Le gel des APL cristallise parfaitement cette hypocrisie partagée. Vincent Jeanbrun, ministre du Logement, a eu l’audace d’appeler cela « un petit effort demandé à tout le monde ». Ce n’est pas tout le monde qui loge dans un appartement financé partiellement par ces aides. Ce sont les ménages aux revenus les plus faibles, les étudiants précaires, les familles monoparentales. Demander à ces catégories de « faire un effort » pendant que les niches fiscales des plus aisés restent largement intactes, c’est un choix politique, pas un impératif comptable. Jeanbrun le présente comme une nécessité partagée : c’est un tour de passe-passe rhétorique que le RN n’a pas cru bon de dénoncer par un vote de censure.
Marine Le Pen construit son image de cheffe d’État sur le dos des locataires modestes
L’enjeu pour Le Pen est de paraître gouvernable aux yeux des électeurs centristes qu’elle doit conquérir en 2027. Chaque vote de censure qu’elle ne dépose pas est un message envoyé : « Je ne déstabilise pas la France. » C’est habile. C’est aussi une trahison de son propre électorat populaire, celui qui touche les APL gelées, celui qui a voté pour elle précisément parce qu’il attendait un coup de pied dans la table. Elle choisit le calcul présidentiel contre la protection de ses propres électeurs. Cette contradiction, les commentateurs l’habillent pudiquement en « maturité politique ».

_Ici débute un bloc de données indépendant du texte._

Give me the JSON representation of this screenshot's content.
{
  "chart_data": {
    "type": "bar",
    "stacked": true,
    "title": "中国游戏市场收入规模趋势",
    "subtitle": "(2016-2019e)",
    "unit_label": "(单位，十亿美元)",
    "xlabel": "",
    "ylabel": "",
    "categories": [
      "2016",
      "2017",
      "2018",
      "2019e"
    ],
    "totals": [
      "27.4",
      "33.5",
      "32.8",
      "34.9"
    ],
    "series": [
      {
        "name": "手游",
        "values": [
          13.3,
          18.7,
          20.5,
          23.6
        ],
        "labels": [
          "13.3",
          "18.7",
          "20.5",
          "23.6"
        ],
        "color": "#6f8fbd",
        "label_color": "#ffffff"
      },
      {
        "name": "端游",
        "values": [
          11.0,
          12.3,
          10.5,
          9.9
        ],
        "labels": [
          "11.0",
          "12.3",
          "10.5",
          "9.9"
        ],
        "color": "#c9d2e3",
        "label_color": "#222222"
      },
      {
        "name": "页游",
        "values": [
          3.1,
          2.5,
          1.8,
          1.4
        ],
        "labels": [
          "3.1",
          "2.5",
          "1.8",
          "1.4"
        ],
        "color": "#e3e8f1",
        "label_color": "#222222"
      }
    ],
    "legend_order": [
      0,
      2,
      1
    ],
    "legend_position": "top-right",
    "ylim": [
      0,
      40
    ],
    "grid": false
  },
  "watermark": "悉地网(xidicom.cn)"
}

« Dérouler sa campagne présidentielle, apparaître comme une cheffe d’État » : c’est ainsi que les soutiens du gouvernement eux-mêmes résument la stratégie de Le Pen autour du budget, selon les informations de Franceinfo.
Autrement dit, le gouvernement Lecornu est lui-même parfaitement conscient du marché tacite qu’il a passé avec le RN. Il survit, Le Pen progresse. Les deux camps y trouvent leur compte. Les perdants de cet arrangement sont ceux qui ne siègent à aucune table de négociation : les allocataires des APL, les locataires du parc social, ceux pour qui un gel de quelques dizaines d’euros par mois n’est pas un « petit effort » mais un vrai problème de fin de mois.
Zemmour entre en scène et renforce paradoxalement Le Pen
À retenir
- Non-censure calculée : le RN devrait laisser passer le budget 2027 pour ne pas endosser la responsabilité d’une crise institutionnelle à quelques mois de la présidentielle.
- Gel des APL : le ministre du Logement Vincent Jeanbrun défend le gel des aides personnalisées au logement en invoquant un « petit effort demandé à tout le monde », formule qui heurte les locataires les plus modestes.
- Zemmour candidat : le président de Reconquête prépare son entrée officielle en campagne cet automne, ce qui recompose la droite radicale et pourrait, paradoxalement, consolider le bloc Le Pen.
Ce que révèle l’ensemble de cette séquence, c’est la profonde vacuité du débat budgétaire français en période préélectorale. Lecornu gèle les APL et demande des efforts aux plus modestes, Le Pen laisse faire pour ne pas se compromettre, Zemmour crie dans le désert de la droite extrême pour capter les mécontents, et les vrais arbitrages sur qui paie l’ajustement budgétaire se font loin des caméras. Le budget 2027 ne sera pas le grand affrontement démocratique sur les priorités collectives qu’il devrait être : ce sera une comédie de procédures que chaque acteur jouera à son avantage. Les locataires précaires, eux, paieront la note et ne sont invités ni à la table de Lecornu, ni à celle de Le Pen.